2-3 lb braising roast of beef... eye of the round worked fine.
Vegetable selection... potatoes, carrots, celery, turnip, sweet potatoes and shallots, were our choice.
Spices... thyme, rosemary, garlic powder, onion powder, salt, pepper and 3 bay leaves in the braising liquid.
We started with a 2-3 lb braising roast of beef, which we rubbed with our favourite seasonings of salt, pepper, garlic powder, onion powder, dried rosemary, thyme and olive oil.
We then chilled the roast overnight in order to allow the seasonings to do their magic on the meat.
The next day, we seared the roast in a cast iron skillet in order to caramelize the exterior and seal the juices in. Once it was browned to our liking, we placed it in our cast Dutch oven, with 3 cloves of garlic, 3 bay leaves, 12 ounces of beef stock and a 16 ounce can of Absent Landlord beer. We then covered the roast and put it in the oven at 325 degrees for about 3 hours or until fork tender. We then lifted the roast out of the pot and covered it with foil.
The glory of something like pot roast is that you can create as you go. The more you cook in the pot, the better the overall dinner will be. A quick search of our refrigerator, scored us some great vegetables to cook alongside. A sweet potato, some turnip, carrots, mini potatoes, celery and shallots rounded out our vegetable selection. We were anticipating a wonderful gravy, having added this assortment to the mix. All the vegetables were added to the pot, covered and placed back in the oven for 30 minutes, then the roast back was added into the pot and covered it for another half hour or until the vegetables were tender.

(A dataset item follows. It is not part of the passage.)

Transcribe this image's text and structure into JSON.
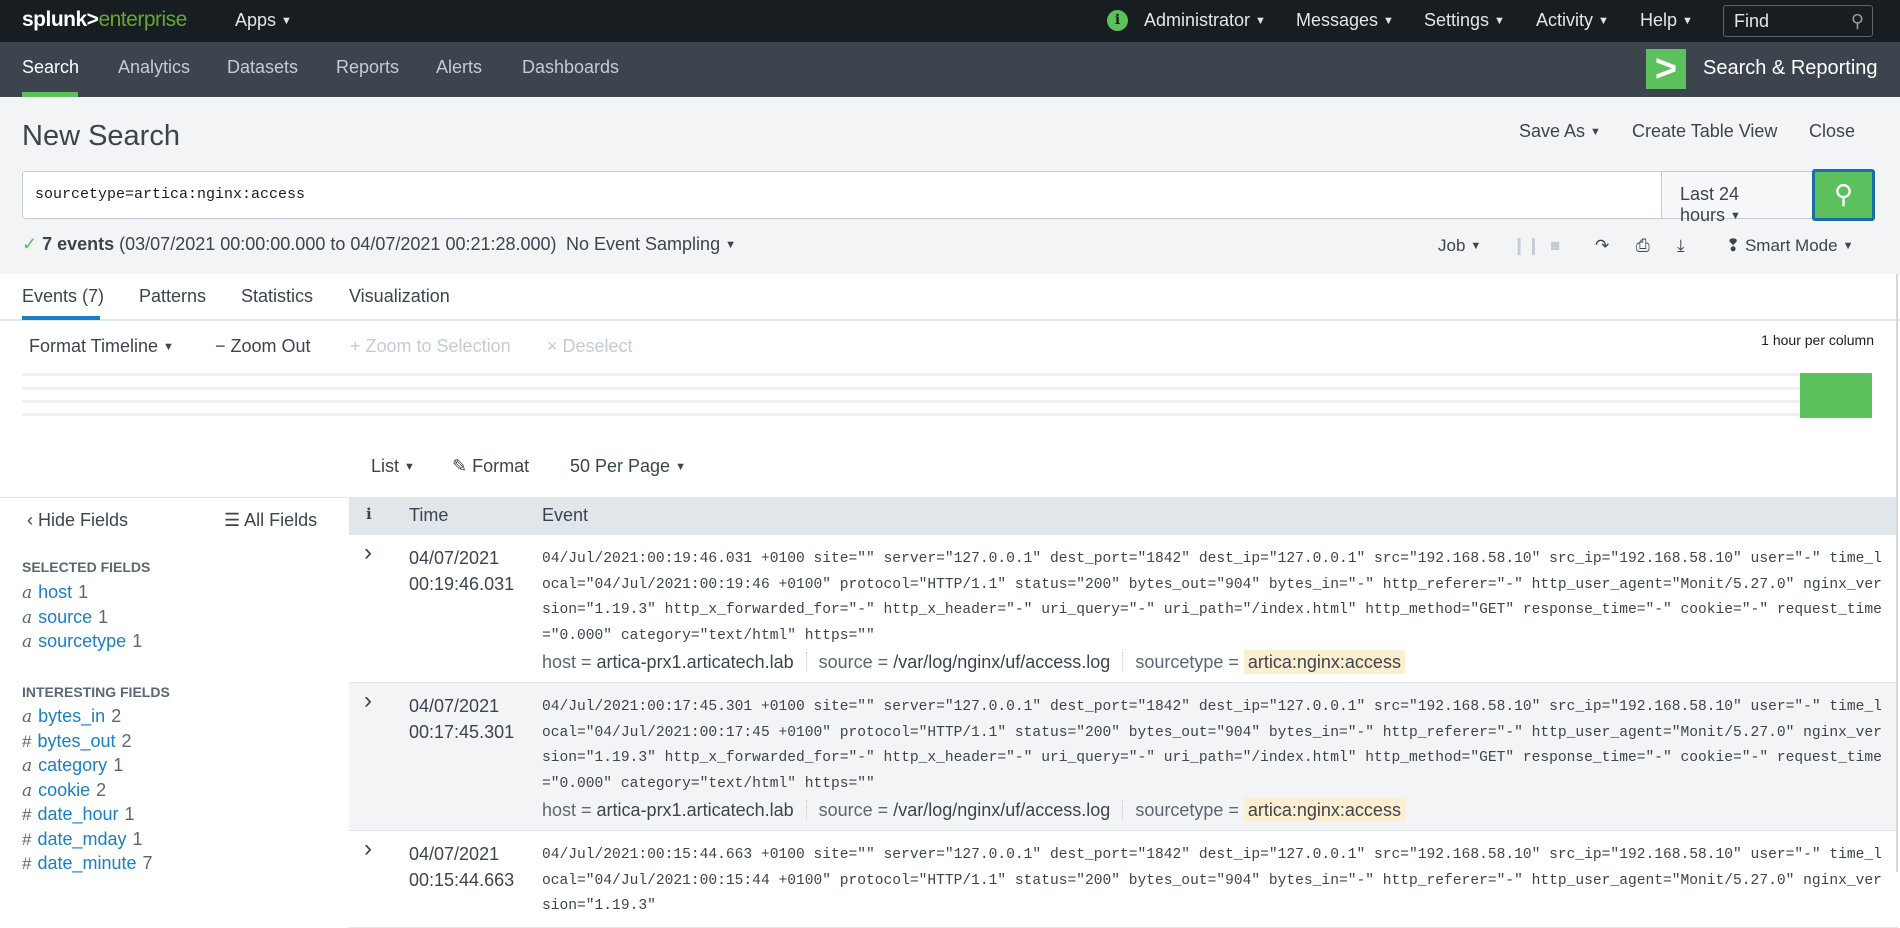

We then removed everything but the liquid from the pot and set about making a gravy that was to die for. It didn’t take much. Our Absent Landlord beer was very much present in this undertaking! The vegetables had given off their flavours well and we only had to thicken it slightly with a roux of flour and water, then season with salt and pepper, and a tablespoon of soya sauce to add depth to the flavour and colour. We then placed it all on one a tray together, and set it on the table for the two of us to dive into... and dive we did!
It was wonderful! The meat was fork tender, accented by a rich savoury “Absent Landlord” gravy and a bold assortment of vegetables. We were glad not to have dinner guests that evening, as we did eat all of it ourselves. We wanted the leftover meat for a great beef sandwich the next day! A roast like this needs to be well cooked and is not for those loving rare beef. The big plus however, is the deep and delicious flavour and fork tenderness that only braising can provide.
So give this a try with our famous Absent Landlord beer, but think twice about inviting company because, trust us, you won’t want to share one morsel of this soul pleasing recipe!